Transcript of LEGENDA SULTAN DOMAS.docx

Page 1: LEGENDA SULTAN DOMAS.docx

LEGENDA SULTAN DOMAS

Pada zaman dahulu kala di Lampung terdapat sebuah dusun yang cukup ramai di

pinggir sebuah sungai yang mengalir ke Laut Jawa. Dusun atau kampung itu kini

terletak di kota tua Sukadana, Lampung Timur. Pada waktu itu, belum ada jalan

raya, apalagi mobil, sepeda motor, atau kendaraan lain. Pohon-pohon yang lebat,

Hutan dan jalanan berbatu yang menghiasi kampung tersebut. Rakyat hidup

sederhana. Rumah-rumah masih jarang. Mata pencaharian masyarakat kampung

masih berladang dan berkebun. Di kampung itu hidup seorang pemuda bernama

Domas. Ibu dan ayahnya sudah meninggal dunia. Karena miskin dan tidak punya

harta, Domas sering dihina penduduk kampung sehingga ia jarang keluar dari

gubuk peninggalan orang tuanya. Setiap kali keluar tidak hanya cibiran penduduk

yang Domas dapatkan, jika sedang sial Domas kerap kali menjadi pelampiasan

orang-orang jahat kampung. Tiap hari, kerja Domas ialah memancing ikan di

sungai yang tidak jauh dari gubuknya demi memenuhi kebutuhan hidupnya. Ibu

Domas sering berpesan kepada Domas untuk tidak membalas kejahatan dengan

kejahatan. Oleh karena itu, Domas yang miskin dan yatim piatu itu tidak mau

membenci penduduk kampung meski mereka suka menghina dirinya.

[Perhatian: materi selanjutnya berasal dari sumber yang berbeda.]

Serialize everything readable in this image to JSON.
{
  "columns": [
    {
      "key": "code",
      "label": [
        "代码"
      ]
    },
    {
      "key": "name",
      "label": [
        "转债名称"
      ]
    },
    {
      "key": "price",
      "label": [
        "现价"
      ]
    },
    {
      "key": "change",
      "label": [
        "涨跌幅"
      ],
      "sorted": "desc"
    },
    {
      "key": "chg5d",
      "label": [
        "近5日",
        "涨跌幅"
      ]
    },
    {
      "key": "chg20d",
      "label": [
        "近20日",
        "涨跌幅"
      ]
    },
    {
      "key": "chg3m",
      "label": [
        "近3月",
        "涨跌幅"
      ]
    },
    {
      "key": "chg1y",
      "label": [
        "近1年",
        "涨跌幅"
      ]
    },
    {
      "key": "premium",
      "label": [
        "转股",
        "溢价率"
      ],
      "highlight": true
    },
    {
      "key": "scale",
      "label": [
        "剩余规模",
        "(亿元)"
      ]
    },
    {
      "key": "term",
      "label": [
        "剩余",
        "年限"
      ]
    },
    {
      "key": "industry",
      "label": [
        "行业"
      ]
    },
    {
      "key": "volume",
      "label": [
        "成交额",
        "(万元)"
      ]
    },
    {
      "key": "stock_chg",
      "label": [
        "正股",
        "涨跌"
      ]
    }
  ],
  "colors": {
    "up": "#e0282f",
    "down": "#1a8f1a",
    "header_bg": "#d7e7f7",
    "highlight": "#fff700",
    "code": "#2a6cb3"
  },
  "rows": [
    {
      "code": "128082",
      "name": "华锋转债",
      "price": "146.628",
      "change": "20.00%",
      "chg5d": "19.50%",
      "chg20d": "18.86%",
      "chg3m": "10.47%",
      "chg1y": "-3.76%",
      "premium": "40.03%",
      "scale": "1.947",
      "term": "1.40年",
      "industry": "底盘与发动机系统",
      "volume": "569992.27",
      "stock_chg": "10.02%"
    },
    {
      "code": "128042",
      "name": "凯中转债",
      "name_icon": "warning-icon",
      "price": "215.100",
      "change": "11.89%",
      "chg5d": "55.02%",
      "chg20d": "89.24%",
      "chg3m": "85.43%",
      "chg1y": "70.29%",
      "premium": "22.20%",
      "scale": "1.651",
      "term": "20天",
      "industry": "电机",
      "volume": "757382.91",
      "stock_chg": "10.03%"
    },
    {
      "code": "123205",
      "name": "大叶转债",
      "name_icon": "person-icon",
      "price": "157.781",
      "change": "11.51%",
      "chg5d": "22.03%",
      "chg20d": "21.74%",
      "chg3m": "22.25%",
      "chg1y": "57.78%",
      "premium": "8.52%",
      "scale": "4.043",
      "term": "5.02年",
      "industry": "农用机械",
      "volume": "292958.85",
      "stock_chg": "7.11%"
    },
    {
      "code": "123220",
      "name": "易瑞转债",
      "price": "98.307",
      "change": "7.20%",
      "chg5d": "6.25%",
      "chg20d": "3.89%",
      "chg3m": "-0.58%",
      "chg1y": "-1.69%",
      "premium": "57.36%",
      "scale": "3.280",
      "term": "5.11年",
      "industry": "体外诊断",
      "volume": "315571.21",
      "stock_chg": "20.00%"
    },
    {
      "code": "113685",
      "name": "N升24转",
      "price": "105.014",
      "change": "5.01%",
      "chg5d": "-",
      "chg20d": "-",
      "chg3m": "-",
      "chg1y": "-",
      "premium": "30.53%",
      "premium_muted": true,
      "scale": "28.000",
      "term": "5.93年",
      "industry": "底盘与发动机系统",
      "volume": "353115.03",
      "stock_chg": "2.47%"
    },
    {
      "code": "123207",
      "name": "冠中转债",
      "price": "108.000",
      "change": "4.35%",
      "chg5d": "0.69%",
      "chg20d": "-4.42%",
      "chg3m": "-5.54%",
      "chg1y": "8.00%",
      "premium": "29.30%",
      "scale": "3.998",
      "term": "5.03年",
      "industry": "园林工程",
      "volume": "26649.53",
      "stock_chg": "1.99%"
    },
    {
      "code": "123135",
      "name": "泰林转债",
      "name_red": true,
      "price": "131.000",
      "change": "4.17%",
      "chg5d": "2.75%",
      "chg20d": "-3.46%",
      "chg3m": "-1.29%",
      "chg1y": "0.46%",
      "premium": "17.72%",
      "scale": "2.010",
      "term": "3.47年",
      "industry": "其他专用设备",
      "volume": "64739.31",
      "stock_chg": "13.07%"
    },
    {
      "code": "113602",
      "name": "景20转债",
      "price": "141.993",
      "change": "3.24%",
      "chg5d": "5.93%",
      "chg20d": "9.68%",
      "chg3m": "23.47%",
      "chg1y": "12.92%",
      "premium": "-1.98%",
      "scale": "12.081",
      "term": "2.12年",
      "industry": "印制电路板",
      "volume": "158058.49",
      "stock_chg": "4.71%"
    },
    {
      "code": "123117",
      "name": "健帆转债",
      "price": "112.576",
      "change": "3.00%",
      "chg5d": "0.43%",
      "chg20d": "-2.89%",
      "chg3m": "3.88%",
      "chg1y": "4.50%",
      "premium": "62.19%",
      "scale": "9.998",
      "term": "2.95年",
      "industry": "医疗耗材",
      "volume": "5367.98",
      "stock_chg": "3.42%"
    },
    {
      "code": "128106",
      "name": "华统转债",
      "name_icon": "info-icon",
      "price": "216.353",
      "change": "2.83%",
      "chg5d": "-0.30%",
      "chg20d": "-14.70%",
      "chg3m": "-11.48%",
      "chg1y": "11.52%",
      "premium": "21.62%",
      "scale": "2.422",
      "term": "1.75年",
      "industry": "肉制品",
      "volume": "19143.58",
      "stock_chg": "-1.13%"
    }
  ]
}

Seperti hari-hari biasanya, pagi ini Domas pun bersiap untuk mencari ikan di

sungai, walau cuaca pada pagi ini agak mendung lain dari biasanya. Setapak demi

setapak ia lalui hutan dengan was-was, kalau-kalau ada binatang buas yang siap

memangsa dirinya. Tetapi dalam hati Domas, ada yang lebih menakutkan

dibanding dari binatang buas itu sendiri yaitu ia lebih khawatir jika ada orang-

orang yang mencoba berbuat jahat pada Domas namun sebelumnya ia menipu

dengan berpura-pura bersikap baik padanya. Ya, manusia seperti itu lebih

menakutkan daripada hewan buas sekalipun. Seburuk-buruk hewan buas, ia tak

pernah berbohong. Namun, manusia yang menikam dari belakang itu lebih buruk

dari hewan buas. Setibanya di tepi sungai, Domas langsung bersiap dengan

tombak yang ia bawa. Agak sulit kali ini Domas mendapatkan ikan, mengingat

cuaca yang tak bersahabat yang sedari pagi hari tadi antara mau hujan dan tidak

hujan. Akhirnya, setelah sekian lama dan lewat perjuangan yang lumayan sulit

Domas pun mendapatkan ikan. Hasilnya tak seperti yang diharapkan Domas.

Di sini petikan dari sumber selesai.